Although public health officials have not analyzed how droughts or floods affect those statistics, midwives say women have canceled trips to the city to give birth because of the river conditions. One, Tabita recalled, had a baby on the way to the hospital because the journey took longer than expected.
“That’s why having a midwife in the community is so important,” she said.
Public health officials say they need midwives to support women they can’t reach.
Sandra Cavalcante, an official from the Amazonas state health department, said that after 28 years in the region she is still amazed by its vastness on every flight over the forest.
“I keep thinking: my God, how do you provide health care in a territory like this?” she said from her office in Manaus. What she has learned, she added, is that “wherever there is a traditional midwife, women don’t die in childbirth.”
The Tefe river, near Deus e Pai. Public health officials say they need midwives to support women they can’t reach.
| Reuters
Still, the government does not pay traditional midwives unless they complete formal training recognized by the medical establishment.

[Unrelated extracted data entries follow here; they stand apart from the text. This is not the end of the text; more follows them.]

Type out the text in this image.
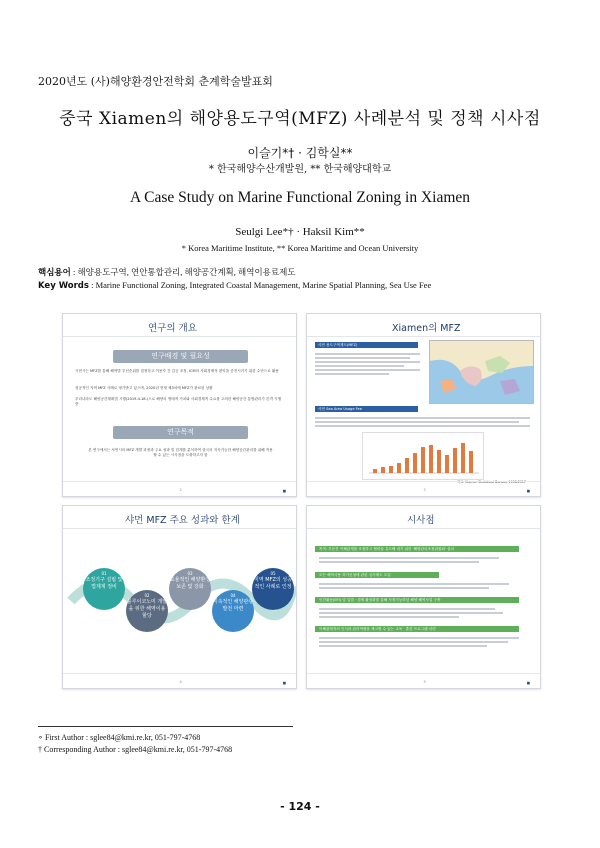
2020년도 (사)해양환경안전학회 춘계학술발표회
중국 Xiamen의 해양용도구역(MFZ) 사례분석 및 정책 시사점
이슬기*† · 김학실**
* 한국해양수산개발원, ** 한국해양대학교
A Case Study on Marine Functional Zoning in Xiamen
Seulgi Lee*† · Haksil Kim**
* Korea Maritime Institute, ** Korea Maritime and Ocean University
핵심용어 : 해양용도구역, 연안통합관리, 해양공간계획, 해역이용료제도
Key Words : Marine Functional Zoning, Integrated Coastal Management, Marine Spatial Planning, Sea Use Fee
연구의 개요
연구배경 및 필요성
시먼시는 MFZ를 통해 해역별 우선순위를 결정하고 이용자 간 갈등 조정, ICM의 사회경제적 편익을 증진시키기 위한 수단으로 활용
성공적인 지역 MFZ 사례로 평가받고 있으며, 2020년 현재 제3차에 MFZ가 완료된 상황
우리나라도 해양공간계획법 시행(2019.4.18.)으로 해양의 생태적 가치와 사회경제적 수요를 고려한 해양공간 통합관리가 본격 시행 중
연구목적
본 연구에서는 샤먼시의 MFZ 개발 과정과 주요 성과 및 한계를 분석하여 한국의 지속가능한 해양공간관리를 위해 적용할 수 있는 시사점을 도출하고자 함
2	■
Xiamen의 MFZ
샤먼 용도구역제도(MFZ)
샤먼 Sea Area Usage Fee
자료: Xiamen Statistical Bureau, 1998-2017
3	■
샤먼 MFZ 주요 성과와 한계
01
조정기구 설립 및 법제계 정비
02
블루이코노미 개발을 위한 해역이용 할당
03
효율적인 해양환경 보존 및 강화
04
지속적인 해양관광 발전 마련
05
지역 MFZ의 성공적인 사례로 인정
4	■
시사점
목적: 부문간 이해관계를 조정하고 협력을 유도해 내기 위한 '해양관리조정위원회' 설치
모든 해역사용 허가신청에 관한 심사제도 도입
인간활동(EFI) 및 입법 · 경제 활성화를 통해 사정가능하던 해양 해역사업 구축
이해관계자의 인식과 관리역량을 제고할 수 있는 교육 · 훈련 프로그램 마련
5	■
∘ First Author : sglee84@kmi.re.kr, 051-797-4768
† Corresponding Author : sglee84@kmi.re.kr, 051-797-4768
- 124 -
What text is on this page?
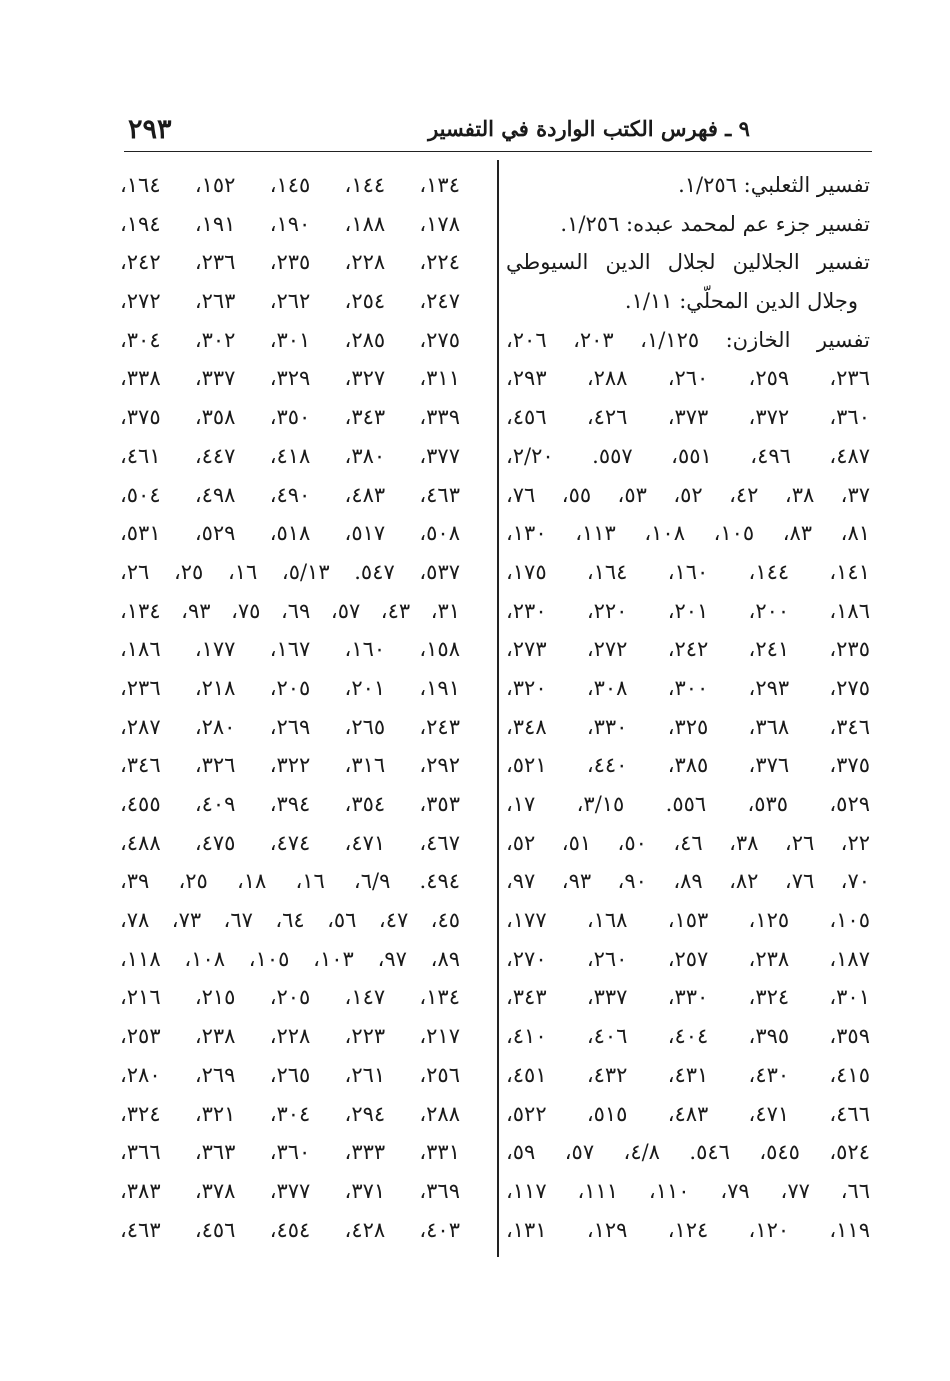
٢٩٣	٩ ـ فهرس الكتب الواردة في التفسير
تفسير الثعلبي: ١/٢٥٦.
تفسير جزء عم لمحمد عبده: ١/٢٥٦.
تفسير الجلالين لجلال الدين السيوطي
وجلال الدين المحلّي: ١/١١.
تفسير الخازن: ١/١٢٥، ٢٠٣، ٢٠٦،
٢٣٦، ٢٥٩، ٢٦٠، ٢٨٨، ٢٩٣،
٣٦٠، ٣٧٢، ٣٧٣، ٤٢٦، ٤٥٦،
٤٨٧، ٤٩٦، ٥٥١، ٥٥٧. ٢/٢٠،
٣٧، ٣٨، ٤٢، ٥٢، ٥٣، ٥٥، ٧٦،
٨١، ٨٣، ١٠٥، ١٠٨، ١١٣، ١٣٠،
١٤١، ١٤٤، ١٦٠، ١٦٤، ١٧٥،
١٨٦، ٢٠٠، ٢٠١، ٢٢٠، ٢٣٠،
٢٣٥، ٢٤١، ٢٤٢، ٢٧٢، ٢٧٣،
٢٧٥، ٢٩٣، ٣٠٠، ٣٠٨، ٣٢٠،
٣٤٦، ٣٦٨، ٣٢٥، ٣٣٠، ٣٤٨،
٣٧٥، ٣٧٦، ٣٨٥، ٤٤٠، ٥٢١،
٥٢٩، ٥٣٥، ٥٥٦. ٣/١٥، ١٧،
٢٢، ٢٦، ٣٨، ٤٦، ٥٠، ٥١، ٥٢،
٧٠، ٧٦، ٨٢، ٨٩، ٩٠، ٩٣، ٩٧،
١٠٥، ١٢٥، ١٥٣، ١٦٨، ١٧٧،
١٨٧، ٢٣٨، ٢٥٧، ٢٦٠، ٢٧٠،
٣٠١، ٣٢٤، ٣٣٠، ٣٣٧، ٣٤٣،
٣٥٩، ٣٩٥، ٤٠٤، ٤٠٦، ٤١٠،
٤١٥، ٤٣٠، ٤٣١، ٤٣٢، ٤٥١،
٤٦٦، ٤٧١، ٤٨٣، ٥١٥، ٥٢٢،
٥٢٤، ٥٤٥، ٥٤٦. ٤/٨، ٥٧، ٥٩،
٦٦، ٧٧، ٧٩، ١١٠، ١١١، ١١٧،
١١٩، ١٢٠، ١٢٤، ١٢٩، ١٣١،
١٣٤، ١٤٤، ١٤٥، ١٥٢، ١٦٤،
١٧٨، ١٨٨، ١٩٠، ١٩١، ١٩٤،
٢٢٤، ٢٢٨، ٢٣٥، ٢٣٦، ٢٤٢،
٢٤٧، ٢٥٤، ٢٦٢، ٢٦٣، ٢٧٢،
٢٧٥، ٢٨٥، ٣٠١، ٣٠٢، ٣٠٤،
٣١١، ٣٢٧، ٣٢٩، ٣٣٧، ٣٣٨،
٣٣٩، ٣٤٣، ٣٥٠، ٣٥٨، ٣٧٥،
٣٧٧، ٣٨٠، ٤١٨، ٤٤٧، ٤٦١،
٤٦٣، ٤٨٣، ٤٩٠، ٤٩٨، ٥٠٤،
٥٠٨، ٥١٧، ٥١٨، ٥٢٩، ٥٣١،
٥٣٧، ٥٤٧. ٥/١٣، ١٦، ٢٥، ٢٦،
٣١، ٤٣، ٥٧، ٦٩، ٧٥، ٩٣، ١٣٤،
١٥٨، ١٦٠، ١٦٧، ١٧٧، ١٨٦،
١٩١، ٢٠١، ٢٠٥، ٢١٨، ٢٣٦،
٢٤٣، ٢٦٥، ٢٦٩، ٢٨٠، ٢٨٧،
٢٩٢، ٣١٦، ٣٢٢، ٣٢٦، ٣٤٦،
٣٥٣، ٣٥٤، ٣٩٤، ٤٠٩، ٤٥٥،
٤٦٧، ٤٧١، ٤٧٤، ٤٧٥، ٤٨٨،
٤٩٤. ٦/٩، ١٦، ١٨، ٢٥، ٣٩،
٤٥، ٤٧، ٥٦، ٦٤، ٦٧، ٧٣، ٧٨،
٨٩، ٩٧، ١٠٣، ١٠٥، ١٠٨، ١١٨،
١٣٤، ١٤٧، ٢٠٥، ٢١٥، ٢١٦،
٢١٧، ٢٢٣، ٢٢٨، ٢٣٨، ٢٥٣،
٢٥٦، ٢٦١، ٢٦٥، ٢٦٩، ٢٨٠،
٢٨٨، ٢٩٤، ٣٠٤، ٣٢١، ٣٢٤،
٣٣١، ٣٣٣، ٣٦٠، ٣٦٣، ٣٦٦،
٣٦٩، ٣٧١، ٣٧٧، ٣٧٨، ٣٨٣،
٤٠٣، ٤٢٨، ٤٥٤، ٤٥٦، ٤٦٣،
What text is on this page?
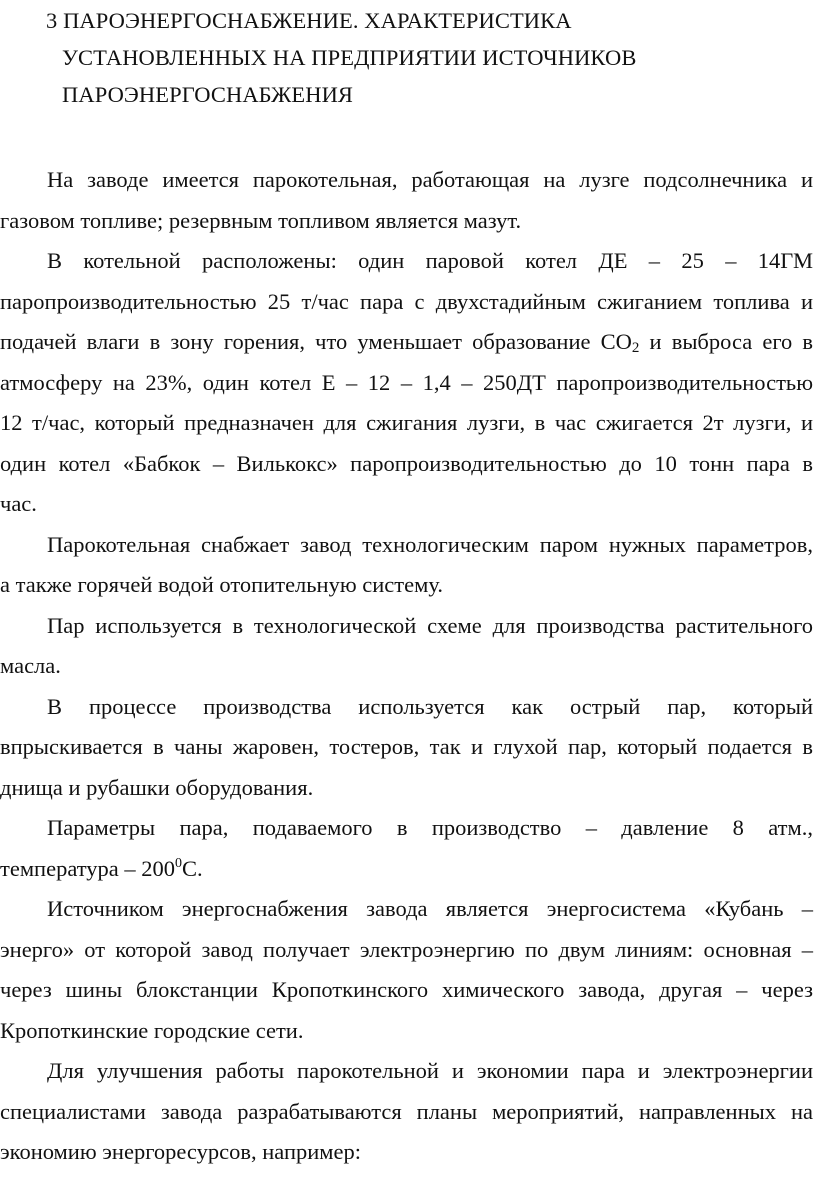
3 ПАРОЭНЕРГОСНАБЖЕНИЕ. ХАРАКТЕРИСТИКА
УСТАНОВЛЕННЫХ НА ПРЕДПРИЯТИИ ИСТОЧНИКОВ
ПАРОЭНЕРГОСНАБЖЕНИЯ
На заводе имеется парокотельная, работающая на лузге подсолнечника и
газовом топливе; резервным топливом является мазут.
В котельной расположены: один паровой котел ДЕ – 25 – 14ГМ
паропроизводительностью 25 т/час пара с двухстадийным сжиганием топлива и
подачей влаги в зону горения, что уменьшает образование $СО_2$ и выброса его в
атмосферу на 23%, один котел Е – 12 – 1,4 – 250ДТ паропроизводительностью
12 т/час, который предназначен для сжигания лузги, в час сжигается 2т лузги, и
один котел «Бабкок – Вилькокс» паропроизводительностью до 10 тонн пара в
час.
Парокотельная снабжает завод технологическим паром нужных параметров,
а также горячей водой отопительную систему.
Пар используется в технологической схеме для производства растительного
масла.
В процессе производства используется как острый пар, который
впрыскивается в чаны жаровен, тостеров, так и глухой пар, который подается в
днища и рубашки оборудования.
Параметры пара, подаваемого в производство – давление 8 атм.,
температура – $200^0С$.
Источником энергоснабжения завода является энергосистема «Кубань –
энерго» от которой завод получает электроэнергию по двум линиям: основная –
через шины блокстанции Кропоткинского химического завода, другая – через
Кропоткинские городские сети.
Для улучшения работы парокотельной и экономии пара и электроэнергии
специалистами завода разрабатываются планы мероприятий, направленных на
экономию энергоресурсов, например:
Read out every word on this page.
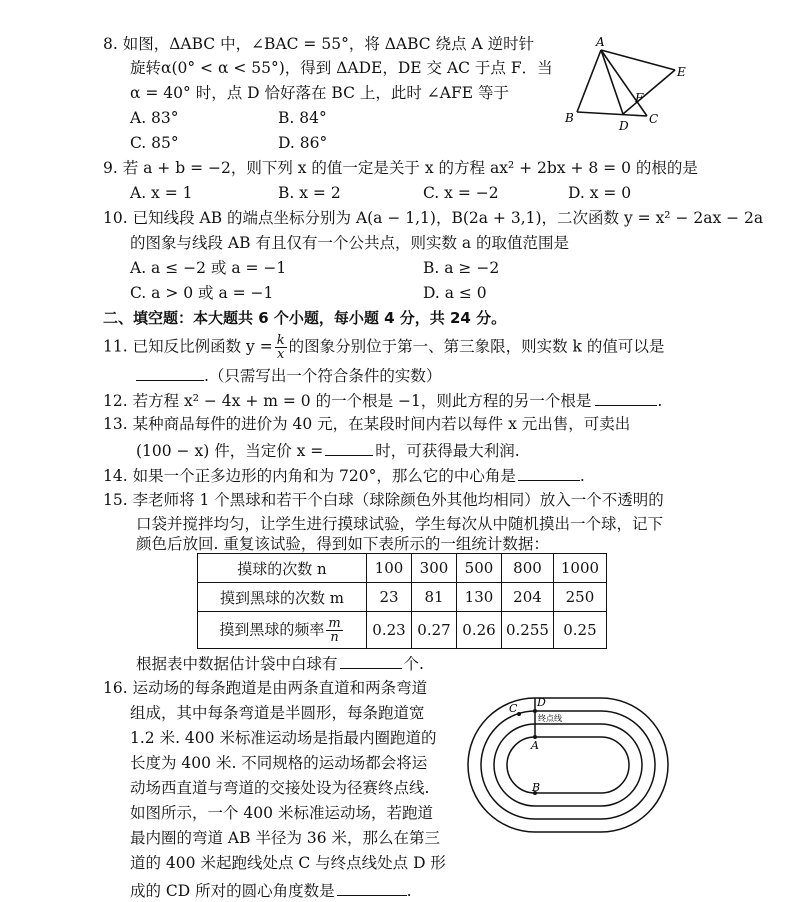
8. 如图，ΔABC 中，∠BAC = 55°，将 ΔABC 绕点 A 逆时针
旋转α(0° < α < 55°)，得到 ΔADE，DE 交 AC 于点 F．当
α = 40° 时，点 D 恰好落在 BC 上，此时 ∠AFE 等于
A. 83°	B. 84°
C. 85°	D. 86°
A
B	C
D
E
F
9. 若 a + b = −2，则下列 x 的值一定是关于 x 的方程 ax² + 2bx + 8 = 0 的根的是
A. x = 1	B. x = 2	C. x = −2	D. x = 0
10. 已知线段 AB 的端点坐标分别为 A(a − 1,1)，B(2a + 3,1)，二次函数 y = x² − 2ax − 2a
的图象与线段 AB 有且仅有一个公共点，则实数 a 的取值范围是
A. a ≤ −2 或 a = −1	B. a ≥ −2
C. a > 0 或 a = −1	D. a ≤ 0
二、填空题：本大题共 6 个小题，每小题 4 分，共 24 分。
11. 已知反比例函数 $y = \frac{k}{x}$ 的图象分别位于第一、第三象限，则实数 k 的值可以是
.（只需写出一个符合条件的实数）
12. 若方程 x² − 4x + m = 0 的一个根是 −1，则此方程的另一个根是	.
13. 某种商品每件的进价为 40 元，在某段时间内若以每件 x 元出售，可卖出
(100 − x) 件，当定价 x =	时，可获得最大利润.
14. 如果一个正多边形的内角和为 720°，那么它的中心角是	.
15. 李老师将 1 个黑球和若干个白球（球除颜色外其他均相同）放入一个不透明的
口袋并搅拌均匀，让学生进行摸球试验，学生每次从中随机摸出一个球，记下
颜色后放回. 重复该试验，得到如下表所示的一组统计数据：
摸球的次数 n	100	300	500	800	1000
摸到黑球的次数 m	23	81	130	204	250
摸到黑球的频率 $\frac{m}{n}$	0.23	0.27	0.26	0.255	0.25
根据表中数据估计袋中白球有	个.
16. 运动场的每条跑道是由两条直道和两条弯道
组成，其中每条弯道是半圆形，每条跑道宽
1.2 米. 400 米标准运动场是指最内圈跑道的
长度为 400 米. 不同规格的运动场都会将运
动场西直道与弯道的交接处设为径赛终点线.
如图所示，一个 400 米标准运动场，若跑道
最内圈的弯道 AB 半径为 36 米，那么在第三
道的 400 米起跑线处点 C 与终点线处点 D 形
成的 CD 所对的圆心角度数是	.
C D
终点线
A
B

Most midwives in Amazonas state live on less than the minimum wage, often relying on government cash transfers to the poor, according to a 2023 survey.
Tabita said her work is voluntary, as she knows the families she helps have no money to pay. Her youngest daughter, 14-year-old Mariene, is eager to carry on the work of her mother and the ancestors who came before her.
“I’m very proud of them,” she said, smiling. “I’m also trying to follow their lead.”
Amazon midwife traditions
Tabita was having breakfast one Saturday morning when Mayleane showed up; she had been in pain for some hours. Tabita felt her belly for a few minutes and told her, “It’s time.”
She sent Mayleane back home. It was time for the midwife to make the “charity broth,” a soup that would give her patient strength and calm. The base was flour from the manioc root that she and her husband grow, one of their main sources of income. She added a pinch of pepper, some salt, garlic and onions. “It’s only tasty with butter,” she said, adding the finishing touch.
The “charity broth” is one of many traditions used by Amazon midwives.
Raquel Quirino, who is learning how to be a midwife, fans Mayleane Melo during the birth of her baby in Deus e Pai in Brazil’s Amazonas state last October.
| Reuters
They make tea with a native purple cotton, to ease swelling, as well as many other ailments. Boiling milk with wormseed, known as epazote in Mexico, is used to treat colic. And a paste of shredded manioc is applied on breasts to ease inflammation for women struggling to feed their newborns.
To help take a placenta out after birth, Maria Delaide Pontes Cevalho, a 72-year-old midwife in Tefe, said she will shake the belly twice, twist the cord, blow and recite a rhyming verse in Portuguese: “Saint Margaret, I’m not pregnant or about to give birth. I want you to take this dead meat out of my belly.” The placenta is buried outside.
A few hours after having the soup, Mayleane lay on a mattress on the floor. Her hair was drenched with sweat as she contorted in search of comfort. Tabita watched her for a while, then grabbed her hand.
“Look inside my eyes and say: I will be able to push,” she said. “Now is the time for your baby to be born.”
As Tabita gave encouragement, Mayleane pushed until her baby emerged in the midwife’s hands. As she placed baby William on his mother’s stomach, he started to cry.